POST
/
crawler
/
jobs
curl --request POST \
  --url https://api.usescraper.com/crawler/jobs \
  --header 'Authorization: Bearer <token>' \
  --header 'Content-Type: application/json' \
  --data '{
  "exclude_elements": "<string>",
  "exclude_globs": [
    "<string>"
  ],
  "min_length": 123,
  "output_expiry": 123,
  "output_format": "text",
  "page_limit": 123,
  "urls": [
    "<string>"
  ],
  "webhook_url": "<string>"
}'
{
    "id": "7YEGS3M8Q2JD6TNMEJB8B6EKVS",
    "urls": [
        "https://example.com"
    ],
    "createdAt": 1699964378397,
    "status": "starting",
    "sitemapPageCount": 0,
    "progress": {
        "scraped": 0,
        "discarded": 0,
        "failed": 0
    },
    "costCents": 0,
    "webhookFails": []
}

Crawler jobs may take several minutes to complete. Use the Get job endpoint to check the status of a job, and fetch the results from the Get job data endpoint when the job is complete.

Authorizations

Authorization
string
headerrequired

Bearer authentication header of the form Bearer <token>, where <token> is your auth token.

Body

application/json
exclude_elements
string
default: nav, header, footer, script, style, noscript, svg, [role="alert"], [role="banner"], [role="dialog"], [role="alertdialog"], [role="region"][aria-label*="skip" i], [aria-modal="true"]

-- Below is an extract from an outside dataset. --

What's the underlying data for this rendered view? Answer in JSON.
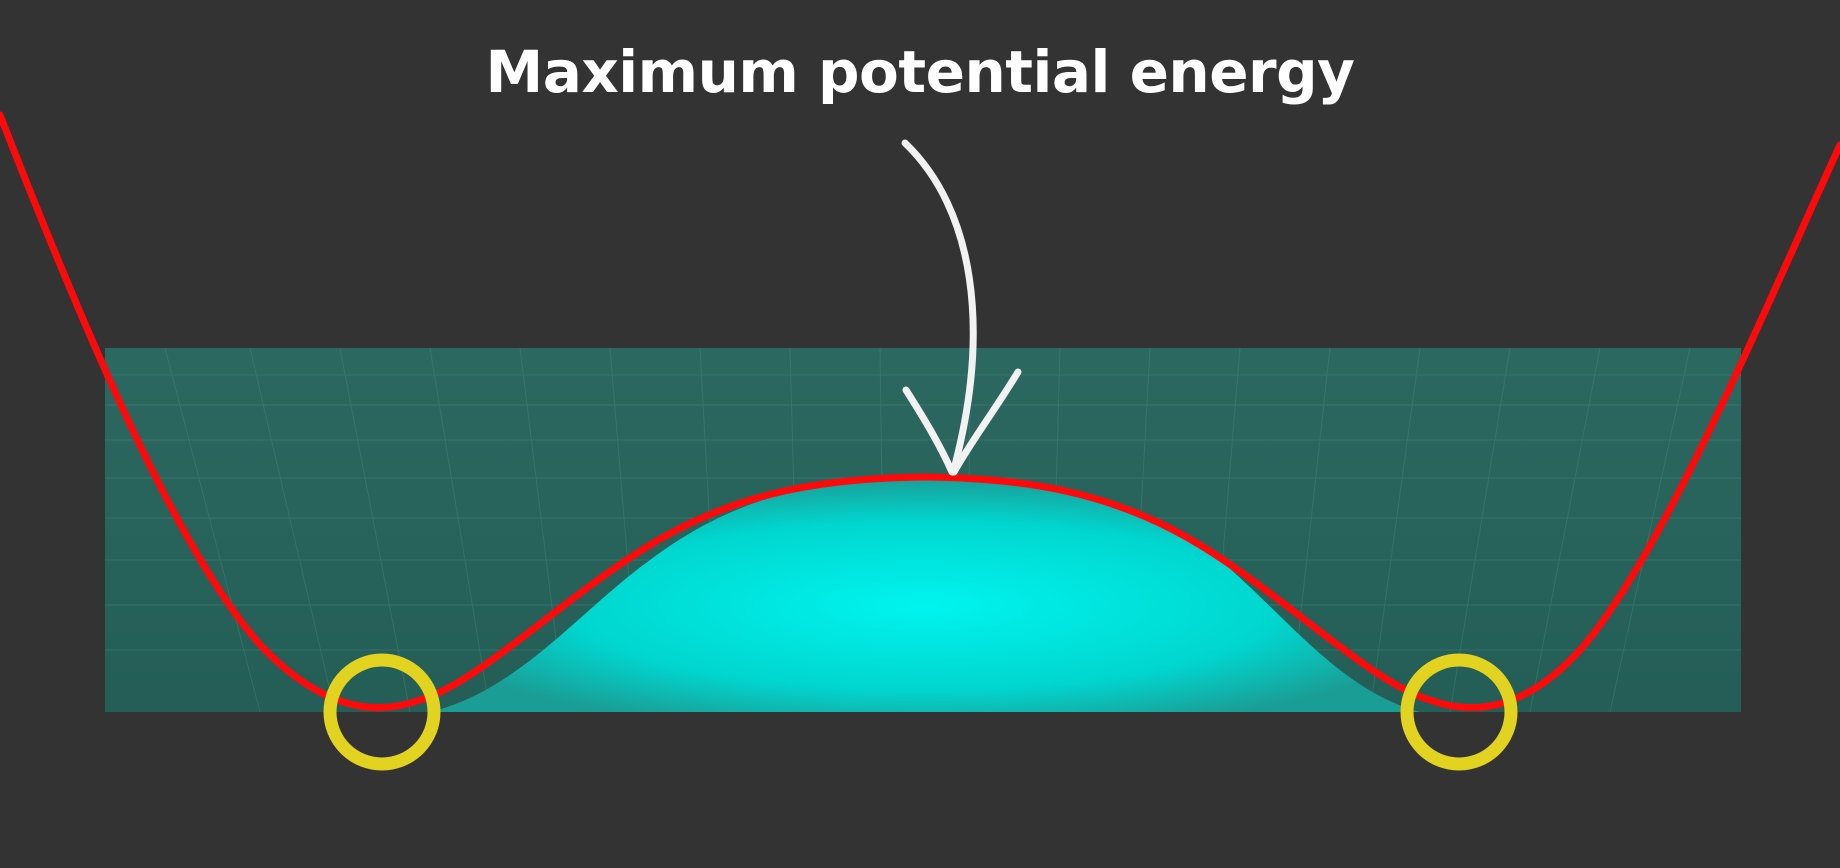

CSS selectors of content to exclude from page html before converting to output format (separate multiple selectors with commas)

exclude_globs
string[]

Globs (https://developer.mozilla.org/en-US/docs/Web/API/URL_Pattern_API) to exclude page URLs from being crawled

min_length
number
default: 50

Skip any page that has less than the minimum number of characters in the output (default 50 chars)

output_expiry
number
default: 604800

Time in seconds to store crawler output for, after which it will be automatically deleted (default and max value is 604800 which is 7 days)

output_format
enum<string>
default: text

Format to save all crawled page content to

Available options:
text,
html,
markdown
page_limit
number
default: 10000

Maximum number of pages to crawl (limited to 10,000 pages on the free plan)

urls
string[]
required

Array of one or more website URLs to crawl

webhook_url
string

Webhook to call with updates about job progress